I didn't have anything planned to blog about today, so I went in the closet where I've got a bunch of my DVDs packed up and pulled out both the cheap Mill Creek box set of John Wayne films, and the two-disc set of D.W. Griffith Biograph shorts. Since the shorts are, well, shorter, I watched one of the movies on that disc that I hadn't seen before, The Miser's Heart.

There are multiple stories going on here, although they all come together. Kathy is a little girl living with her mother, who falls ill, leaving Kathy to play on her own for the day. Kathy lives downstairs from the titular miser, who seems to be a bit less of a miser and more of a man who just doesn't trust banks and keeps his money in a safe in his apartment. But that's a target for thieves, and two men are going to come looking for that money.

Meanwhile, Jules (a young Lionel Barrymore) is a thief who steals a bag of food from a working class man, and runs off with the bag, winding up in the courtyard behind the building where Kathy and the miser live, so he meets Kathy and their stories intertwine first that way.

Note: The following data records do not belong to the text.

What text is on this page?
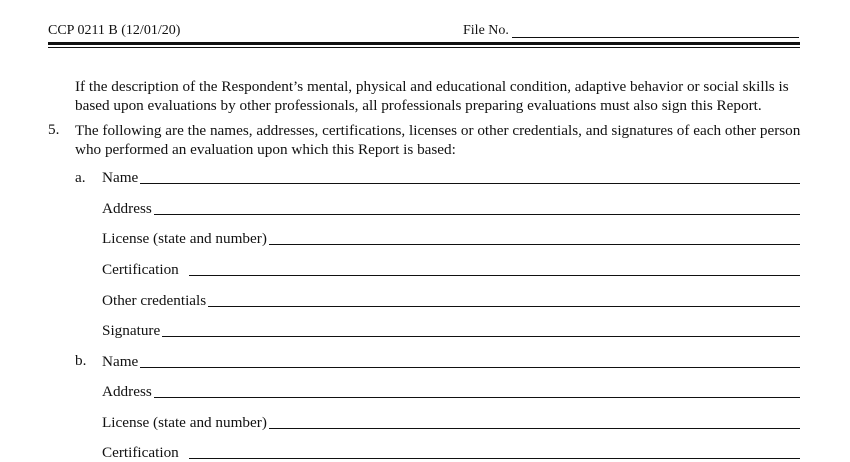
CCP 0211 B (12/01/20)	File No.
If the description of the Respondent’s mental, physical and educational condition, adaptive behavior or social skills is
based upon evaluations by other professionals, all professionals preparing evaluations must also sign this Report.
5. The following are the names, addresses, certifications, licenses or other credentials, and signatures of each other person
who performed an evaluation upon which this Report is based:
a. Name
Address
License (state and number)
Certification
Other credentials
Signature
b. Name
Address
License (state and number)
Certification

But then, something more dramatic happens when the big-time thieves come, looking for the miser's money. Kathy happens to be in the miser's room at the time, so the thieves more or less kidnap her and hold her hostage outside, hanging from a second-story window!

Jules sees Kathy and is able to save the day, in what is an interesting little two-reeler that already shows Griffith's growing command of techniques like inter-cutting and how to build up suspense. The acting (which according to the cast list on IMDb and Wikipedia, as the movie has no credits, also includes a young Donald Crisp), is not much to write home about, since movies were still early enough and being churned out fast enough that learning the techniques for effect movie acting were still taking a back seat. But the movie is still entertaining enough.

One other thing to note is the presence of the American Biograph logo on the stairwell, which I presume was included as an extra attempt to maintain copyright, since the copyright laws still hadn't been updated to facilitate copyrighting entire movies.

The Miser's Heart is in the public domain now anyway and you should be able to find a copy on your favorite video site.